A single checkpoint runs autoregressive, diffusion or self‑speculation modes, boosting token throughput, enabling iterative token revision.

Overview

  • NVIDIA published the Nemotron‑Labs Diffusion family as open checkpoints with training code and permissive licenses for text models and a separate license for an 8B vision‑language model.
  • The family includes 3B, 8B and 14B text models plus an 8B VLM and offers both base weights and instruction‑tuned chat variants for developer use.
  • Each model supports three generation modes: standard autoregressive decoding, block‑wise diffusion decoding that drafts and refines many tokens in parallel, and self‑speculation that drafts with diffusion then verifies outputs with autoregressive decoding.

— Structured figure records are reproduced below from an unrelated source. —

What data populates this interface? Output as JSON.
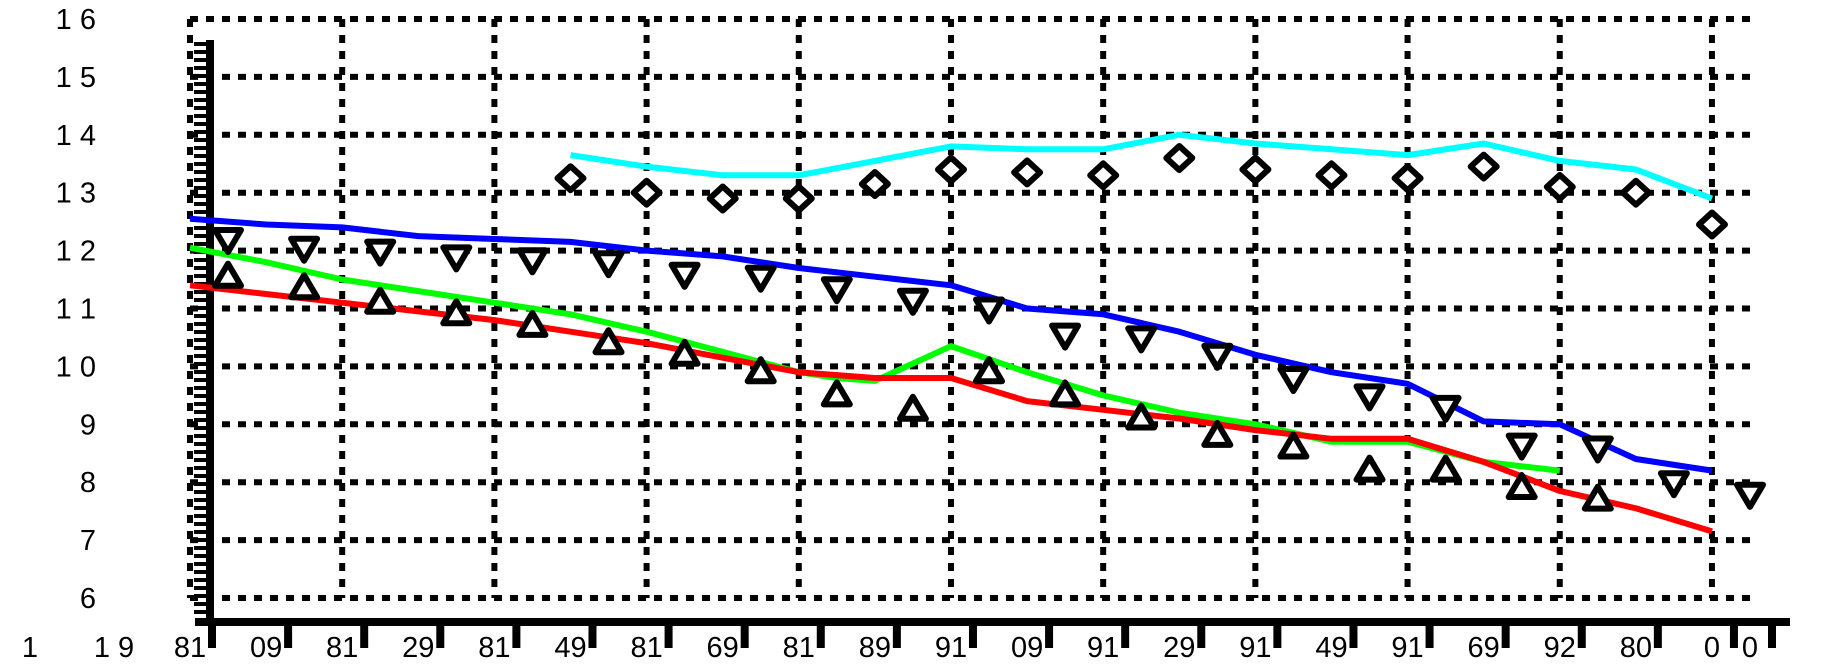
{
  "chart_data": {
    "type": "line",
    "x": [
      1981,
      1985,
      1989,
      1993,
      1997,
      2001,
      2005,
      2009,
      2013,
      2017,
      2021,
      2025,
      2029,
      2033,
      2037,
      2041,
      2045,
      2049,
      2053,
      2057,
      2061,
      2063
    ],
    "xlim": [
      1981,
      2063
    ],
    "ylim": [
      6,
      16
    ],
    "y_ticks": [
      {
        "value": 16,
        "label": "1 6"
      },
      {
        "value": 15,
        "label": "1 5"
      },
      {
        "value": 14,
        "label": "1 4"
      },
      {
        "value": 13,
        "label": "1 3"
      },
      {
        "value": 12,
        "label": "1 2"
      },
      {
        "value": 11,
        "label": "1 1"
      },
      {
        "value": 10,
        "label": "1 0"
      },
      {
        "value": 9,
        "label": "9"
      },
      {
        "value": 8,
        "label": "8"
      },
      {
        "value": 7,
        "label": "7"
      },
      {
        "value": 6,
        "label": "6"
      }
    ],
    "x_ticks": [
      {
        "value": 1977,
        "label": "1 9"
      },
      {
        "value": 1981,
        "label": "81"
      },
      {
        "value": 1985,
        "label": "09"
      },
      {
        "value": 1989,
        "label": "81"
      },
      {
        "value": 1993,
        "label": "29"
      },
      {
        "value": 1997,
        "label": "81"
      },
      {
        "value": 2001,
        "label": "49"
      },
      {
        "value": 2005,
        "label": "81"
      },
      {
        "value": 2009,
        "label": "69"
      },
      {
        "value": 2013,
        "label": "81"
      },
      {
        "value": 2017,
        "label": "89"
      },
      {
        "value": 2021,
        "label": "91"
      },
      {
        "value": 2025,
        "label": "09"
      },
      {
        "value": 2029,
        "label": "91"
      },
      {
        "value": 2033,
        "label": "29"
      },
      {
        "value": 2037,
        "label": "91"
      },
      {
        "value": 2041,
        "label": "49"
      },
      {
        "value": 2045,
        "label": "91"
      },
      {
        "value": 2049,
        "label": "69"
      },
      {
        "value": 2053,
        "label": "92"
      },
      {
        "value": 2057,
        "label": "80"
      },
      {
        "value": 2061,
        "label": "0"
      },
      {
        "value": 2063,
        "label": "0"
      }
    ],
    "grid": true,
    "series": [
      {
        "color": "#00ffff",
        "style": "line",
        "x": [
          2001,
          2005,
          2009,
          2013,
          2017,
          2021,
          2025,
          2029,
          2033,
          2037,
          2041,
          2045,
          2049,
          2053,
          2057,
          2061
        ],
        "y": [
          13.65,
          13.45,
          13.3,
          13.3,
          13.55,
          13.8,
          13.75,
          13.75,
          14.0,
          13.85,
          13.75,
          13.65,
          13.85,
          13.55,
          13.4,
          12.9
        ]
      },
      {
        "color": "#0000ff",
        "style": "line",
        "x": [
          1981,
          1985,
          1989,
          1993,
          1997,
          2001,
          2005,
          2009,
          2013,
          2017,
          2021,
          2025,
          2029,
          2033,
          2037,
          2041,
          2045,
          2049,
          2053,
          2057,
          2061
        ],
        "y": [
          12.55,
          12.45,
          12.4,
          12.25,
          12.2,
          12.15,
          12.0,
          11.9,
          11.7,
          11.55,
          11.4,
          11.0,
          10.9,
          10.6,
          10.2,
          9.9,
          9.7,
          9.05,
          9.0,
          8.4,
          8.2
        ]
      },
      {
        "color": "#00ff00",
        "style": "line",
        "x": [
          1981,
          1985,
          1989,
          1993,
          1997,
          2001,
          2005,
          2009,
          2013,
          2015,
          2017,
          2021,
          2025,
          2029,
          2033,
          2037,
          2041,
          2045,
          2049,
          2053
        ],
        "y": [
          12.05,
          11.8,
          11.5,
          11.3,
          11.1,
          10.9,
          10.6,
          10.25,
          9.9,
          9.8,
          9.75,
          10.35,
          9.9,
          9.5,
          9.2,
          9.0,
          8.7,
          8.7,
          8.35,
          8.2
        ]
      },
      {
        "color": "#ff0000",
        "style": "line",
        "x": [
          1981,
          1985,
          1989,
          1993,
          1997,
          2001,
          2005,
          2009,
          2013,
          2017,
          2021,
          2025,
          2029,
          2033,
          2037,
          2041,
          2045,
          2049,
          2053,
          2057,
          2061
        ],
        "y": [
          11.4,
          11.25,
          11.1,
          10.95,
          10.8,
          10.6,
          10.4,
          10.15,
          9.9,
          9.8,
          9.8,
          9.4,
          9.25,
          9.1,
          8.9,
          8.75,
          8.75,
          8.35,
          7.85,
          7.55,
          7.15
        ]
      },
      {
        "color": "#000000",
        "style": "markers",
        "marker": "diamond",
        "x": [
          2001,
          2005,
          2009,
          2013,
          2017,
          2021,
          2025,
          2029,
          2033,
          2037,
          2041,
          2045,
          2049,
          2053,
          2057,
          2061
        ],
        "y": [
          13.25,
          13.0,
          12.9,
          12.9,
          13.15,
          13.4,
          13.35,
          13.3,
          13.6,
          13.4,
          13.3,
          13.25,
          13.45,
          13.1,
          13.0,
          12.45
        ]
      },
      {
        "color": "#000000",
        "style": "markers",
        "marker": "triangle-down",
        "x": [
          1983,
          1987,
          1991,
          1995,
          1999,
          2003,
          2007,
          2011,
          2015,
          2019,
          2023,
          2027,
          2031,
          2035,
          2039,
          2043,
          2047,
          2051,
          2055,
          2059,
          2063
        ],
        "y": [
          12.2,
          12.05,
          12.0,
          11.9,
          11.85,
          11.8,
          11.6,
          11.55,
          11.35,
          11.15,
          11.0,
          10.55,
          10.5,
          10.2,
          9.8,
          9.5,
          9.3,
          8.65,
          8.6,
          8.0,
          7.8
        ]
      },
      {
        "color": "#000000",
        "style": "markers",
        "marker": "triangle-up",
        "x": [
          1983,
          1987,
          1991,
          1995,
          1999,
          2003,
          2007,
          2011,
          2015,
          2019,
          2023,
          2027,
          2031,
          2035,
          2039,
          2043,
          2047,
          2051,
          2055
        ],
        "y": [
          11.55,
          11.35,
          11.1,
          10.9,
          10.7,
          10.4,
          10.2,
          9.9,
          9.5,
          9.25,
          9.9,
          9.5,
          9.1,
          8.8,
          8.6,
          8.2,
          8.2,
          7.9,
          7.7
        ]
      }
    ]
  }
}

  • NVIDIA says the models were pretrained with a joint autoregressive+diffusion objective on large corpora and fine‑tuned thereafter, and it reports modest accuracy gains versus a comparator plus multi‑fold throughput increases in vendor benchmarks.
  • Deployment support is rolling into SGLang while interim inference access is available via a GitHub issue, and the company notes third‑party validation will be needed to confirm performance across real workloads.